[MDEV-31399] mariabackup fails with large innodb redo log - block is overwritten Created: 2023-06-05 Updated: 2023-12-14 |
|
| Status: | Open |
| Project: | MariaDB Server |
| Component/s: | mariabackup |
| Affects Version/s: | 10.5.17 |
| Fix Version/s: | None |
| Type: | Bug | Priority: | Major |
| Reporter: | Stephan Vos | Assignee: | Unassigned |
| Resolution: | Unresolved | Votes: | 0 |
| Labels: | Backup | ||
| Issue Links: |
|
||||||||
| Description |
|
We had recent failure where mariabackup failed shortly after starting a full backup of a 1.7TB database. [01] 2023-06-04 02:16:20 Copying ./accounting/das_accounting_stats#P#p_202206.ibd to /mnt/local_db_backups/galera_cluster/20230604_full/accounting/das_accounting_stats#P#p_202206.ibd I saw some older issues referring to something similar and the suggestion was that redo log was too small. However our redo log is quite large (2 GB) and the backup is taken on a quiet node during off-peak times with little or no traffic expected so cannot imagine that this could be due to influx of transactions and mariabackup not being able to keep up. |
| Comments |
| Comment by Stephan Vos [ 2023-06-05 ] |
|
Apologies, this should be of type bug but I cannot change it. |
| Comment by Marko Mäkelä [ 2023-06-05 ] |
|
This report seems to duplicate MDEV-19492. Because no affected version was stated in this report, I can’t tell for sure, but this might also duplicate I wouldn’t call innodb_log_file_size=2G large nowadays. For write-heavy systems, I would recommend setting the log file size to at least to the size of the buffer pool. Recently, |
| Comment by Stephan Vos [ 2023-06-05 ] |
|
Version is 10.5.17 Node 2 is part of a 3 node cluster and is not a node that's write heavy especially during 2am in the morning. |
| Comment by Marko Mäkelä [ 2023-06-05 ] |
|
Write spikes could also be caused by some internal processing, such as the purge of committed transaction history.

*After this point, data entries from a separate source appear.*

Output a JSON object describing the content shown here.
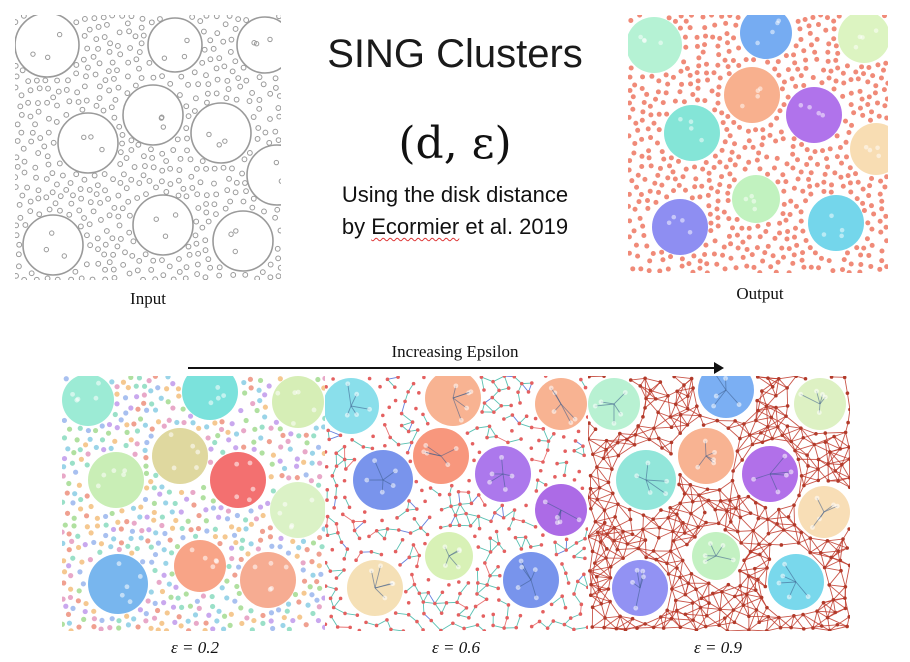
{
  "title": "SING Clusters",
  "formula": "(d, ε)",
  "subtitle_line1": "Using the disk distance",
  "subtitle_line2_word": "Ecormier",
  "subtitle_line2_pre": "by ",
  "subtitle_line2_post": " et al. 2019",
  "input_caption": "Input",
  "output_caption": "Output",
  "arrow_label": "Increasing Epsilon",
  "panels": [
    {
      "label": "ε = 0.2"
    },
    {
      "label": "ε = 0.6"
    },
    {
      "label": "ε = 0.9"
    }
  ],
  "colors": {
    "input_stroke": "#9a9a9a",
    "output_points": "#f08a78",
    "edge_red": "#c0392b",
    "edge_teal": "#3cb6a5"
  },
  "icons": [
    "arrow-right-icon"
  ]
}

Any long-running transaction or long-open read view could cause the history list length (number of committed but not-yet-purged transactions) to increase due to any concurrent write transactions. |
| Comment by Stephan Vos [ 2023-06-05 ] |
|
Thanks Marko. |
| Comment by Stephan Vos [ 2023-06-14 ] |
|
It still fails consistently once a week during full backup but I think I figured out that it is caused by Jira Service Management re-index operation which runs at the same time and seems to be EXTREMELY intensive. But I still would not expect it to overwrite a innodb_log_file_size=2G size. The one question I have that might or might not relate to the issue at hand, is would mariabackup at any stage cause sessions to be disconnected as I see at the end of the backup (around 20 minutes after) about 250 of these messages below coming from various maxscale instances: |
| Comment by Marko Mäkelä [ 2023-12-14 ] |
|
Possibly, some buffer pool related changes such as markus makela, can you comment on the MaxScale question? At the end of the backup, some locks will be acquired, which will disrupt mainly DDL operations on the server. |
| Comment by markus makela [ 2023-12-14 ] |
|
In general, MaxScale shouldn't be doing any DDLs, especially on servers not labeled as Master in MaxScale. The only thing that I can think of that may cause something to be interrupted is if the backup block some operations that the mariadbmon monitor is doing and auto_failover is enabled. However this seems very unlikely. That particular error in the server logs usually indicates that MaxScale closed a TCP connection before authentication completed. This should only happen if MaxScale opened connections to multiple servers and another server was able to fully serve the client. Once the client disconnects, it might be that some of the unused connections were still trying to authenticate and closing them is not ideal: closing the TCP socket before successfully authenticating counts as an error and that increments the max_connect_errors counter which in turn may end up blocking the whole MaxScale host from accessing the server. If the database was slow, it would explain why it happened as there's a hard-coded time limit that allows "stale connections" to complete the authentication. Another, somewhat far-fetched, possibility is that the client is using an older MaxScale version that doesn't prevent reads from being routed to non-Master servers if the SERIALIZABLE isolation level is in use. As far as I know, this would result in open transactions on the replicas which may affect the backups. |